Travel Dates: 22 March - 27 March 2016
My feelings for the concrete jungle is a mixture of ambiguity and nonchalance. I'm not sure if I hate this city, or love this city, but I'm probably not the only one to feel that way about this place.
New York City is the city we all know, whether you're a fan of American dramas, or into Chinese opera, you would have learned about the big apple somehow. How could we possibly not hold any expectations for NYC?
When I first arrived to America in 2007 I had no idea what to think. The only references I have had to the US were pop musicians and the TV show, Friends. It was so long ago that I can barely remember much but little bits and pieces of that trip, and New York was definitely one of the more significant pieces.
I remember it being crowded and loud, so similar to my home city, Kuala Lumpur, yet strangely so drastically different. The streets were straight, so straight it was almost as though you could see to the sea beyond. The buildings were gigantic, tall and dominating, a well-organized colony of metal giants. Times Square felt like the world had exploded before my eyes, with dramatic lights going overboard, enough to give anyone a headache. But I loved it. To my 13-year old self, it was exhilarating; not the same slow pace in life that most Malaysians take, none of that sitting around in mamak stalls spending hours chatting, it's go-go-go. People here had a purpose and a point.
The second time I came to New York, it was for Fung Siang's graduation. We arrived in Virginia and spent a few days there, before renting a car to drive down to New York.
Now, this wasn't even that long ago, perhaps 6 or so years? But much of city then has also disappeared from my memory, except for a few key moments:
This time round, New York didn't feel particularly glamorous. No matter where you were, there were always these construction frames blocking certain areas of the sidewalk.
Trash bags were everywhere, littering every corner. Chinatown stank of days-old fish and exhaust fumes. A guy in the subway threatened to stab my brother because he started retaliating against him because he was making my mother very uncomfortable. I hated New York then. It became my most disliked city in the US. Parking was virtually impossible and because there were so many of us, we had to rent a GMC!

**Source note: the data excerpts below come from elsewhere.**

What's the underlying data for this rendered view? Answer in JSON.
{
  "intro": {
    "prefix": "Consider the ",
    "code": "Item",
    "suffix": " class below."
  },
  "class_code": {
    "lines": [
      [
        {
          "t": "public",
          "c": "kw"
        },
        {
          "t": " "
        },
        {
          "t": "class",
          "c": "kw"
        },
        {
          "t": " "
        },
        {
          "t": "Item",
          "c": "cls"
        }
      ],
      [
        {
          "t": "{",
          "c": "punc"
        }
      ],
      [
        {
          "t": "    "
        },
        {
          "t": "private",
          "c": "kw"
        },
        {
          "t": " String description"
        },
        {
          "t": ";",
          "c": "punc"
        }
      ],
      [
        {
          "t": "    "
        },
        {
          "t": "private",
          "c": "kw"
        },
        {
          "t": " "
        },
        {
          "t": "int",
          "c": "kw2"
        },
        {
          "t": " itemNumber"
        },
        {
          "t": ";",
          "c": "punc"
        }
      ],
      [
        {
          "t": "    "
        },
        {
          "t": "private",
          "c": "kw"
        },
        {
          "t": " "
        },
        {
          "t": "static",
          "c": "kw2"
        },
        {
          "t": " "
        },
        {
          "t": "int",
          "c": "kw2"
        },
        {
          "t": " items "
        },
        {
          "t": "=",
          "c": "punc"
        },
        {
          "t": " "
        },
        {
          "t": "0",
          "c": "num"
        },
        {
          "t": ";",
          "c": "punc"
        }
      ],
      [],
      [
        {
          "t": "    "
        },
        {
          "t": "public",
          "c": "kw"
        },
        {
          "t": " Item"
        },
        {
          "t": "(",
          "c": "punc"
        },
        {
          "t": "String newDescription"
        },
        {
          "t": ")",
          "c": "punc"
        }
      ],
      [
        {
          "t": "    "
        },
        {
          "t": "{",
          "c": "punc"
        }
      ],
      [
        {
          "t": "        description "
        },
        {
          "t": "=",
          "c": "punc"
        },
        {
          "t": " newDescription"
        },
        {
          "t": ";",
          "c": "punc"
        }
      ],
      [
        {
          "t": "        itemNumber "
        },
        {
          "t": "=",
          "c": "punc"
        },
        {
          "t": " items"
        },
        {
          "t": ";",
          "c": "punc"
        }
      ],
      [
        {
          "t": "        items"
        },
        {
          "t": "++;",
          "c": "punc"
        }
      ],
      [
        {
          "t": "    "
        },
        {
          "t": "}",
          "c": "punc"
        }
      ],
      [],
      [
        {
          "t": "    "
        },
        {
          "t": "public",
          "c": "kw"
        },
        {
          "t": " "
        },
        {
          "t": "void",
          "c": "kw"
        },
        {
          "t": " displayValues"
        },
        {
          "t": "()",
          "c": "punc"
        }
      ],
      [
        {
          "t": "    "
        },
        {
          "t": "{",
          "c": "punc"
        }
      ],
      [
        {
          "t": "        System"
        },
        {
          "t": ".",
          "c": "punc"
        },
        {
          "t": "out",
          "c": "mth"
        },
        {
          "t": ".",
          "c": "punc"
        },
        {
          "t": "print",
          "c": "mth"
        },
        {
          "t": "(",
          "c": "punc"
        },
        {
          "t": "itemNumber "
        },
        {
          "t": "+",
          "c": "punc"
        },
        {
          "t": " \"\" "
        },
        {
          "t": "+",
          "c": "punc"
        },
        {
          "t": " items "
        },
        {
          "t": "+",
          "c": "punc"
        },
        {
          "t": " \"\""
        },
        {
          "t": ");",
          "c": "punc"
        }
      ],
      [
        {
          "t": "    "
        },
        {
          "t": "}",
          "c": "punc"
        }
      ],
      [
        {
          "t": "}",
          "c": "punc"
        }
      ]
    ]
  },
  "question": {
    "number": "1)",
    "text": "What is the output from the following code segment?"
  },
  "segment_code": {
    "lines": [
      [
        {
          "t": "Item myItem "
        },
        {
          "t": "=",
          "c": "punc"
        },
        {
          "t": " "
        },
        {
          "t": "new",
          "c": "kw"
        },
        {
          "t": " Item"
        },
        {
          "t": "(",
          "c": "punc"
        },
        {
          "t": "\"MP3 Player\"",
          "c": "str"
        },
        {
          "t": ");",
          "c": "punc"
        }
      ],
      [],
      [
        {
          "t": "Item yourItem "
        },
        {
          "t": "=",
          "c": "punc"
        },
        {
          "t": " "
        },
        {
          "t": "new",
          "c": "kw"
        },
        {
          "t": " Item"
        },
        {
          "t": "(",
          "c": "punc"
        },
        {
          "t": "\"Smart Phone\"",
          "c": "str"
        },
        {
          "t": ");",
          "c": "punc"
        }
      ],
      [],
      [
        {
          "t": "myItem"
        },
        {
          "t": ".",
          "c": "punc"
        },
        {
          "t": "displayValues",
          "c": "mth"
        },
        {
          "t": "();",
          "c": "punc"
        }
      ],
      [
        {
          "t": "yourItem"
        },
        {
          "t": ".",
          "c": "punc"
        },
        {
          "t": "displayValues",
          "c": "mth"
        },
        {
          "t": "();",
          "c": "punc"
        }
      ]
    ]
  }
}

This time round, I was curious as to what Bianca's reactions would be. She had never been to New York before, and she was extremely excited, as I was my first time there. Needless to say it became one of her top 3 cities in the US. But I, I realised New York wasn't as bad as I remembered, and that perhaps I may have demonised it a little in my head. New York was a little the same: miserably cold even though it was Spring, the oldest train station I've ever seen, and food that proved to be very mediocre. On the other hand, I absolutely loved watching Chicago on Broadway: it was a great performance, despite the small stage. I also found myself admiring the architecture and structure of the city. I concluded that the planners of Manhattan had to be intelligent, for the neat grid layout always ensured that you knew exactly where you were, despite not knowing New York at all. The accessibility of the entire city from its subway system is also noteworthy, and the service was excellent.
Ultimately New York is impressive, in its own way. Sure it is still a little rough around the edges, and the trash bags are still aplenty. But it didn't end up turning out as badly as I thought it would, which in turn, has left me a little stuck in between "it's okay" and "eh".